Wie man das Leben entspannt und stilvoll genießen kann, sieht man an Wochenenden, wo Familien und Freundesrunden ganz selbstverständlich an der Promenade picknicken und die steinernen Einfriedungen der Palmen als Tisch benutzen oder am Strand unbeschwert Volleyball spielen. Man muss kein Star sein, um sich an der Riviera wohlzufühlen.

Auch in Cannes findet man abseits der Croisette in den engen Gässchen nicht nur gemütliche Lokale, sondern unweit der Küste ganz unerwartete Naturgenüsse. Auf den vorliegenden Inseln Îles de Lérins, die aufgrund ihrer maritimen Wälder mit den ältesten Eukalyptus-Bäumen Europas als Unesco-Weltnaturerbe registriert sind, kann man sogar ein „Tahitian Adventure“ erleben. Mit polynesischen Pirogen, ganz schmalen Südpazifik-Booten, gleitet man mithilfe von Paddeln über das türkisfarbene Wasser und blickt auf die unberührten Strände von Sainte-Marguerite, wo der Dichter Guy de Maupassant „märchenhafte“ Sonnenuntergänge erlebte.

Abenteuerlich erlebt man die Natur eine Autostunde von Cannes entfernt im Landesinneren: Im Naturpark Parc Naturel Régional des Préalps d’Azur nordwestlich der geheimnisvoll anmutenden Parfumstadt Grasse, in deren schmalen, dunklen Gassen mit den steil aufragenden mittelalterlichen Häusern laut „Das Parfum“ der Mörder Grenouille sein Unwesen trieb, liegt im Parc de la Moulière eine einzigartige Höhle. Die 300 Meter lange Via Souterrata in 45 Meter Tiefe ist der weltweit einzige unterirdische Klettersteig, wo man an einem anderen Ort herauskommt, als man hineingeht. Dort kommen Abenteuerlustige auf ihre Kosten. Die eisernen Klammern, auf die man in der Unterwelt seine Schritte setzen muss, sind für Angsthasen eine Herausforderung, ebenso die schwankenden Hängebrücken und der Übergang, den man mit den Füßen auf einem Stahlseil balancierend schaffen muss.

Da ist die familientaugliche Tour mit geliehenen Mountainbikes durch die Plaine de Caille eine herrliche Erholung, bei der man wieder Luft holen kann. Der Naturpark bietet noch viel mehr: eine Biodiversität, wie man sie kaum wo findet, das Wildtier-Reservat Réserve des Monts d’Azur, das einzige Europas, wo man sich Tieren ohne Zäune nähert, und malerische historische Dörfchen, die auf Hügeln thronen oder an Felsen kleben wie Schwalbennester.

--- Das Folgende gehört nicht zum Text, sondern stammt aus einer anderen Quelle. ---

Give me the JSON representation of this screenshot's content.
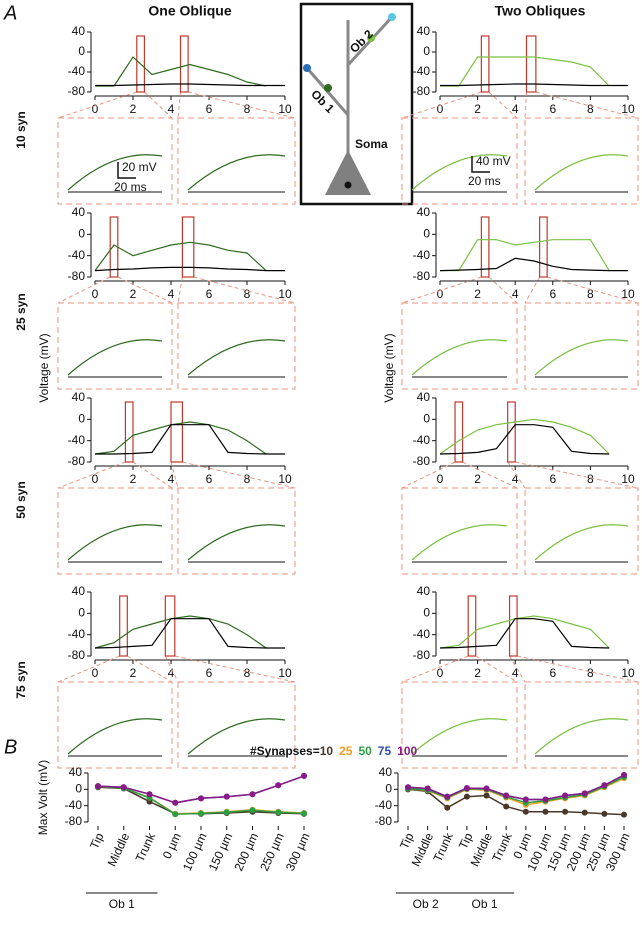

Mitten in einem Blütenteppich liegt Tourrettes-Sur-Loup, wo zur Zeit Tausende Veilchen die Landschaft in Violett tauchen und einen betäubenden Duft verströmen. Jetzt im Frühjahr werden die Blüten für die Konfiserie geerntet, zwischen Mai und Juli die Blätter geschnitten und in den Parfumfabriken von Grasse verarbeitet.

Und dann wären da noch die Werkstätten, wo man sein eigenes Parfum kreieren kann. Und die Gärten des Internationalen Museums der Parfümerie, wo Millionen Blütenblätter von Rosen, Jasmin oder Tuberosen darauf warten, durch Destillation, Mazeration oder wie einst durch Enfleurage ihren Duft der Nachwelt zu übergeben. Aber das ist eine andere Offenbarung.